В великой тишине этих зимних вечеров бодрствуют только одни часы: море. Его тусклый импульс в сознании — та фуга, на которой основано сочинение этой книги. Бестелесно бурление морской воды, что зализывает собственные раны, мрачно шатаясь вдоль дельты реки и вскипая на пустынных берегах, — безлюдных, всегда безлюдных под наблюдением чаек, похожих на белые каракули на сером небе, сжеванном облаками. Если здесь и появлялись паруса, они умирали прежде, чем земля могла укрыть их. Обломки крушения, выброшенные на подножия островов, последний остов, торчащий из голубой пасти воды и разъеденный погодой… все исчезло!
Если не считать морщинистой старой крестьянки, которая каждый день приезжает на своем муле убирать дом, мы с ребенком совсем одни. Девочке хорошо и привольно в незнакомой обстановке. Я еще не назвал ее. Конечно, она будет Жюстиной — кем же еще?
Что касается меня, то я не счастлив и не несчастлив; я покоюсь подвешенный, как волосок или перышко, на туманных сплетениях воспоминаний. Я говорил о бесполезности искусства, но не добавил правды о том, как оно утешает. Утешение работы, которую я делаю сердцем и умом, заключается в том, что только там, в молчании художника или писателя реальность может быть переработана, заново расставлена и приспособлена для показа своей наиболее значимой стороной. Все наши обычные действия в реальной жизни суть просто мешковина, прикрывающая золототканое полотно — значение образа. Нас, художников, всегда ожидает радостный компромисс с тем, что нас ранит или разбивает в повседневной жизни, компромисс, достигаемый через искусство. В этом смысле, наша цель — не уклоняться от судьбы, как это пытаются сделать обычные люди, но наполнить ее истинным смыслом — воображением. Иначе зачем нам ранить друг друга? Нет, прощение, которого я жажду и которое, возможно, мне даруется, будет не тем, что я когда-либо увижу в ярких дружелюбных глазах Мелиссы или в хмуром темнобровом взгляде Жюстины. Все мы избрали ныне разные пути, но в первом большом осколке моей зрелости я ощущаю пределы моего искусства и существования, пределы безмерно углубленные памятью о них. В памяти я снова их воскрешаю, как будто только здесь — на этом деревянном столе, под оливами, у моря — только здесь могу обогатить их так, как они того заслуживают. Вкус писательского ремесла должен брать что-нибудь от реально существующих прообразов — их дыхание, кожу, голоса, — соткав их в услужливую ткань человеческой памяти. Я хочу оживить их до той степени, когда боль становится искусством… Может быть, это бесполезная попытка, я не знаю. Но я должен попробовать.

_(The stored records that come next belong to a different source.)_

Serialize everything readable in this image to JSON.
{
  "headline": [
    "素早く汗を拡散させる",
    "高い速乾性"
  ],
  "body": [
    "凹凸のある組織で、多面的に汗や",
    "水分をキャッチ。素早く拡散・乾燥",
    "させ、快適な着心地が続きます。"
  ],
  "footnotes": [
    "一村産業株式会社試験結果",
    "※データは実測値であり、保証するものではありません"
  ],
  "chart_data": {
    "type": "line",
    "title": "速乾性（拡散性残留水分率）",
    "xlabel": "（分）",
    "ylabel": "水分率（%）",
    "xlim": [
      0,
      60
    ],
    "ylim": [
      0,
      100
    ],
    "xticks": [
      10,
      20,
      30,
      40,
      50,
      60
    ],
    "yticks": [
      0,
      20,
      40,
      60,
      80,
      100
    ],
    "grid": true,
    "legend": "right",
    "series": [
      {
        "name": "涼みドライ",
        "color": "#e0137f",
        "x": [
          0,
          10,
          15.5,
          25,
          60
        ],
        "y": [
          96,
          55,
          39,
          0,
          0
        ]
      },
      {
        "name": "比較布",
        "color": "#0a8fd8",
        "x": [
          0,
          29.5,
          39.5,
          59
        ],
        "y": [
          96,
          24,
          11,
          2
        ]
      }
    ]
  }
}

Сегодня мы с ребенком закончили постройку очага, тихо беседуя во время работы. Я говорю с ней, как с самим собой когда один; она отвечает на героическом языке собственного изобретения. Мы захоронили кольца, которые Коэн купил Мелиссе, в основании камина, согласно традициям этого острова. Это принесет удачу обитателям дома.

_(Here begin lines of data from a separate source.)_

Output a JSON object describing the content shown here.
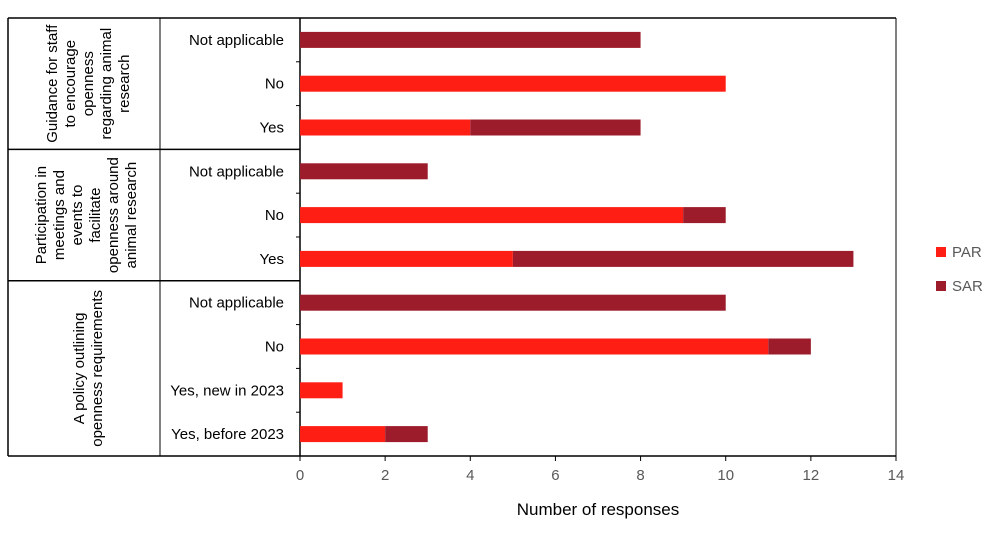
{
  "chart_data": {
    "type": "bar",
    "orientation": "horizontal",
    "stacked": true,
    "xlabel": "Number of responses",
    "xlim": [
      0,
      14
    ],
    "xticks": [
      0,
      2,
      4,
      6,
      8,
      10,
      12,
      14
    ],
    "grid": false,
    "legend_position": "right",
    "groups": [
      {
        "label": [
          "Guidance for staff",
          "to encourage",
          "openness",
          "regarding animal",
          "research"
        ],
        "categories": [
          "Not applicable",
          "No",
          "Yes"
        ]
      },
      {
        "label": [
          "Participation in",
          "meetings and",
          "events to",
          "facilitate",
          "openness around",
          "animal research"
        ],
        "categories": [
          "Not applicable",
          "No",
          "Yes"
        ]
      },
      {
        "label": [
          "A policy outlining",
          "openness requirements"
        ],
        "categories": [
          "Not applicable",
          "No",
          "Yes, new in 2023",
          "Yes, before 2023"
        ]
      }
    ],
    "series": [
      {
        "name": "PAR",
        "color": "#FF1E14",
        "values": [
          0,
          10,
          4,
          0,
          9,
          5,
          0,
          11,
          1,
          2
        ]
      },
      {
        "name": "SAR",
        "color": "#9C1C2C",
        "values": [
          8,
          0,
          4,
          3,
          1,
          8,
          10,
          1,
          0,
          1
        ]
      }
    ]
  }
}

Когда я встретил Жюстину, я ощущал себя почти счастливым человеком. Неожиданно открылась дверь интимности с Мелиссой — интимности, не менее прекрасной оттого, что она была неожиданна и абсолютна незаслуженна. Как все эгоисты, я не переношу одиночества; и действительно, последний год холостяцкой жизни сделал меня больным — моя несостоятельность в домашних делах, моя безнадежность в вопросах одежды, питания и денег приводили меня в отчаяние. Я слишком устал от переполненных тараканами комнат в моем тогдашнем жилище, за которым присматривал одноглазый Хамид, слуга-бербер.

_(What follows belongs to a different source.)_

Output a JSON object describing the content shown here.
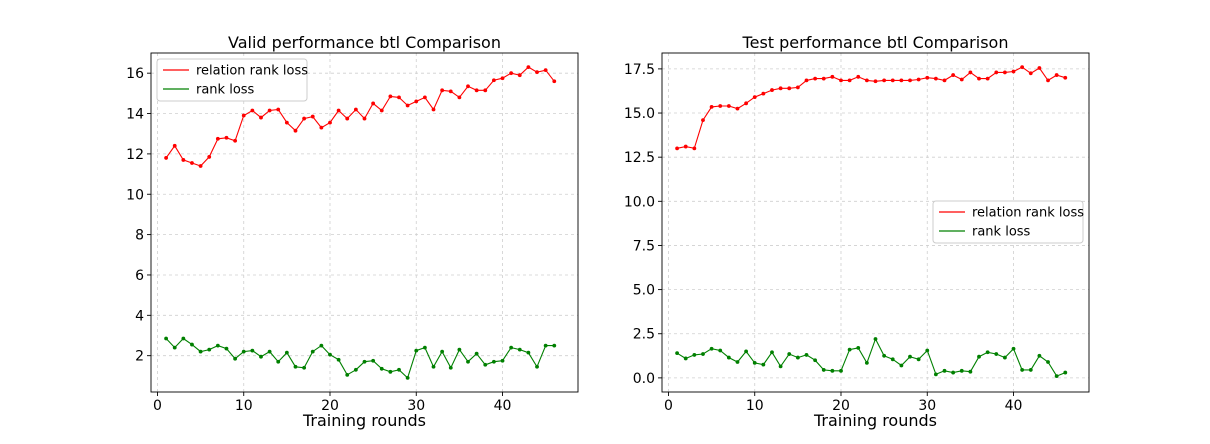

Мелисса проникла сквозь мои жалкие защитные ряды отнюдь не благодаря тем качествам, которые обычно перечисляются в связи с любовницей — обаяние, исключительная красота, ум — нет, только благодаря силе того, что я могу назвать щедростью, в греческом смысле этого слова. Помнится, я все время видел ее с невыигрышной стороны — бледной, одетой в поношенное пальто из котикового меха, гулявшей с маленькой собачкой по зимним улицам: чахоточные руки, покрытые голубыми венами, брови, искусственно подведенные стрелками вверх — чтобы увеличить ее прекрасные, неустрашимые, доверчивые глаза. Я видел эту женщину ежедневно на протяжение многих месяцев, но ее замкнутая, бесцветная красота не вызывала во мне никакого отклика. День за днем я проходил мимо нее на пути в кафе «Аль Актар», где в своей черной шляпе меня ожидал Балтазар, чтобы снабдить «инструкциями». Я никогда не думал, что стану ее любовником.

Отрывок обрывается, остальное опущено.